- Location of Carlos, Minnesota
- Coordinates: 45°58′25″N 95°17′32″W﻿ / ﻿45.97361°N 95.29222°W
- Country: United States
- State: Minnesota
- County: Douglas

Area
- • Total: 0.45 sq mi (1.16 km^{2})
- • Land: 0.45 sq mi (1.16 km^{2})
- • Water: 0 sq mi (0.00 km^{2})
- Elevation: 1,368 ft (417 m)

Population (2020)
- • Total: 497
- • Density: 1,112.9/sq mi (429.68/km^{2})
- Time zone: UTC-6 (Central (CST))
- • Summer (DST): UTC-5 (CDT)
- ZIP code: 56319
- Area code: 320
- FIPS code: 27-09964
- GNIS feature ID: 2393746
- Website: cityofcarlos.com

= Carlos, Minnesota =

City in Minnesota, United States

Carlos is a city in Douglas County, Minnesota, United States. The population was 497 at the 2020 census.

==History==
The city of Carlos was incorporated in 1904. Carlos Township, which predates the city, was named after Lake Carlos.

==Geography==
According to the United States Census Bureau, the city has a total area of 0.45 sqmi, all land.

Minnesota State Highway 29 and County Highway 13 are two of the main routes in the community.

==Demographics==

Historical population
| Census | Pop. | Note | %± |
| 1910 | 167 |  | — |
| 1920 | 208 |  | 24.6% |
| 1930 | 178 |  | −14.4% |
| 1940 | 187 |  | 5.1% |
| 1950 | 233 |  | 24.6% |
| 1960 | 262 |  | 12.4% |
| 1970 | 278 |  | 6.1% |
| 1980 | 364 |  | 30.9% |
| 1990 | 361 |  | −0.8% |
| 2000 | 329 |  | −8.9% |
| 2010 | 502 |  | 52.6% |
| 2020 | 497 |  | −1.0% |
U.S. Decennial Census 2020 Census

===2010 census===
As of the census of 2010, there were 502 people, 198 households, and 137 families residing in the city. The population density was 1115.6 PD/sqmi. There were 215 housing units at an average density of 477.8 /sqmi. The racial makeup of the city was 99.0% White, 0.8% African American, and 0.2% from two or more races. Hispanic or Latino of any race were 0.4% of the population.

There were 198 households, of which 41.4% had children under the age of 18 living with them, 49.0% were married couples living together, 12.1% had a female householder with no husband present, 8.1% had a male householder with no wife present, and 30.8% were non-families. 25.8% of all households were made up of individuals, and 9.1% had someone living alone who was 65 years of age or older. The average household size was 2.53 and the average family size was 3.00.

The median age in the city was 32.3 years. 28.3% of residents were under the age of 18; 8.9% were between the ages of 18 and 24; 32.4% were from 25 to 44; 20.6% were from 45 to 64; and 10.2% were 65 years of age or older. The gender makeup of the city was 51.2% male and 48.8% female.

===2000 census===
As of the census of 2000, there were 329 people, 140 households, and 89 families residing in the city. The population density was 702.3 PD/sqmi. There were 153 housing units at an average density of 326.6 /sqmi. The racial makeup of the city was 99.09% White, 0.61% African American and 0.30% Asian.

There were 140 households, out of which 29.3% had children under the age of 18 living with them, 53.6% were married couples living together, 7.9% had a female householder with no husband present, and 36.4% were non-families. 29.3% of all households were made up of individuals, and 13.6% had someone living alone who was 65 years of age or older. The average household size was 2.32 and the average family size was 2.88.

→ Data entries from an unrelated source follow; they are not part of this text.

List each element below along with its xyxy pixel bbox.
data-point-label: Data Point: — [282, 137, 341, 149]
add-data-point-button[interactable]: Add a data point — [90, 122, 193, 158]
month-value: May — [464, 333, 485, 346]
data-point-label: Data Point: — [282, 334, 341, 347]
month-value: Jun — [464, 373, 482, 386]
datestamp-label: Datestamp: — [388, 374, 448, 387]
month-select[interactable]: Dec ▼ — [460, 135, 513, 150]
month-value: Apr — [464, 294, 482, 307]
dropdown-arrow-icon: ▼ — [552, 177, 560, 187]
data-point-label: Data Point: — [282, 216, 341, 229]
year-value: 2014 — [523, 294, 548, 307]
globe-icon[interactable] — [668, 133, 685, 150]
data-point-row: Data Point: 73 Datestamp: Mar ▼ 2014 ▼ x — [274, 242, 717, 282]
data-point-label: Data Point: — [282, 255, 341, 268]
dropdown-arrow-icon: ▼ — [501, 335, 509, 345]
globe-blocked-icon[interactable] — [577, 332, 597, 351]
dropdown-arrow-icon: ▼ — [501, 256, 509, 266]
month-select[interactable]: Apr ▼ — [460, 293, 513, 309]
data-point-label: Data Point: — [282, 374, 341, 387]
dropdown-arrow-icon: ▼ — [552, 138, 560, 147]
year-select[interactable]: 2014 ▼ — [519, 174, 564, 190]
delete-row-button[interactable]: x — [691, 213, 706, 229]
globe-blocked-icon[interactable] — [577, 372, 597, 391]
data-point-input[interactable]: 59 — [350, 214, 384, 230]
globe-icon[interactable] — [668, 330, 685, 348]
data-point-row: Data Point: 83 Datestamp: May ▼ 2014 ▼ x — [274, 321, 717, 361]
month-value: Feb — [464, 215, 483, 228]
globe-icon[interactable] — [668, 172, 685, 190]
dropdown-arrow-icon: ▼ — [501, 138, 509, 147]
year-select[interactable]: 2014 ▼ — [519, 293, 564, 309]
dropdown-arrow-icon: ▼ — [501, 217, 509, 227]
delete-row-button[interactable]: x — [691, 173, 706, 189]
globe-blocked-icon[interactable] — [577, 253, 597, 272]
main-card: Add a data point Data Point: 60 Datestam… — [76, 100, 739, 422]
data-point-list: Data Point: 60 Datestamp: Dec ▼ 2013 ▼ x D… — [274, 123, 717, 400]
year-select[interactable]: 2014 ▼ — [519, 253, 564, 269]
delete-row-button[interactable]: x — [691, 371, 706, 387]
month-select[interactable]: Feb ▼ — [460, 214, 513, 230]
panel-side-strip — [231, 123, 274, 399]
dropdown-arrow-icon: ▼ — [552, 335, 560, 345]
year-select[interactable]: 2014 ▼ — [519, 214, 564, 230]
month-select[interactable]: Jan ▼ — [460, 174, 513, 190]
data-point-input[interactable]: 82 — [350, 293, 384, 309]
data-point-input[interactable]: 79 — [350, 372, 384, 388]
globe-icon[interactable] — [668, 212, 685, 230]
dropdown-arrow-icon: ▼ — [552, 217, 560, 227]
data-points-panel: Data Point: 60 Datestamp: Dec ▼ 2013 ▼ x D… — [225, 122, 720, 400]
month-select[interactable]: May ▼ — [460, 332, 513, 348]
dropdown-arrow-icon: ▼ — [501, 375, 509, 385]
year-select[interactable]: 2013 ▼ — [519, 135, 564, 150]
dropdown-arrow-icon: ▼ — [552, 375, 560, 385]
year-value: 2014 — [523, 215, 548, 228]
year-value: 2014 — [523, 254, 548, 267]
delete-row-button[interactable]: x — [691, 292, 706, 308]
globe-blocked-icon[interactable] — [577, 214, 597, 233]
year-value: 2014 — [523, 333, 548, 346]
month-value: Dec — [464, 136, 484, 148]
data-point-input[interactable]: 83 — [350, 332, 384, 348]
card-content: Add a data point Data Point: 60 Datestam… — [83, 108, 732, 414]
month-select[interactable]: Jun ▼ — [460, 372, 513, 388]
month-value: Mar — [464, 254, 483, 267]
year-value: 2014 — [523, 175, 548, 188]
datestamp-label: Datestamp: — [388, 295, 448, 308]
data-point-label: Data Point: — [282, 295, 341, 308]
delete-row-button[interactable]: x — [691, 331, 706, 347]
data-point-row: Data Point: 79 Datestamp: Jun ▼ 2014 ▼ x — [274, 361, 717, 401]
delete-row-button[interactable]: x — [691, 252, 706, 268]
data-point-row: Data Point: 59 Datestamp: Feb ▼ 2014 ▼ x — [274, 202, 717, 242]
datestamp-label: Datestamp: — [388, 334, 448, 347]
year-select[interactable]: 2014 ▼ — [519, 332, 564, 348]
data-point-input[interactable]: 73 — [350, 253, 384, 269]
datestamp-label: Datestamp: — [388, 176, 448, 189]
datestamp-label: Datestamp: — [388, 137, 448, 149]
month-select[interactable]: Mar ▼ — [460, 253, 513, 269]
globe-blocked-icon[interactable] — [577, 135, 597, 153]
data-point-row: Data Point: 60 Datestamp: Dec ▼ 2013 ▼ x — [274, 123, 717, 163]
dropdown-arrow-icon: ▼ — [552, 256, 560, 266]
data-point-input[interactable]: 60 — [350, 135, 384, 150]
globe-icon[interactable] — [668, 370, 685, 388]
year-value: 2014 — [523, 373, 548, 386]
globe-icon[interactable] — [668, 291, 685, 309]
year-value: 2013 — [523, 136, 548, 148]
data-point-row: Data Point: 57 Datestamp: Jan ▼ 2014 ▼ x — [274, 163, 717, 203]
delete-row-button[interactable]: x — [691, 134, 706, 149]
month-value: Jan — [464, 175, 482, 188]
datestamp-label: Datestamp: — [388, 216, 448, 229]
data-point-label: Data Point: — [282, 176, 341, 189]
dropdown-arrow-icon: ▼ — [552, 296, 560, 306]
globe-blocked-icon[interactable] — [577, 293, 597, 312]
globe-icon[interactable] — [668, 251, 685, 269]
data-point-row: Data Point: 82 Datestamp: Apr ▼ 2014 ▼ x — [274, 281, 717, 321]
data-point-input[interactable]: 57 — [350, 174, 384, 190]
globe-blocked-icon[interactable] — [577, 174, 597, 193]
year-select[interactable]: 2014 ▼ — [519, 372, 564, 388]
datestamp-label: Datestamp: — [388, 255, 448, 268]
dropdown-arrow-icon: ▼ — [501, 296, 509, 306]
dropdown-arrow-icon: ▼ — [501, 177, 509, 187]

In the city, the population was spread out, with 22.2% under the age of 18, 12.5% from 18 to 24, 26.7% from 25 to 44, 21.6% from 45 to 64, and 17.0% who were 65 years of age or older. The median age was 37 years. For every 100 females, there were 109.6 males. For every 100 females age 18 and over, there were 101.6 males.

The median income for a household in the city was $38,125, and the median income for a family was $44,250. Males had a median income of $22,283 versus $19,250 for females. The per capita income for the city was $21,495. None of the families and 4.4% of the population were living below the poverty line, including no under eighteens and 5.3% of those over 64.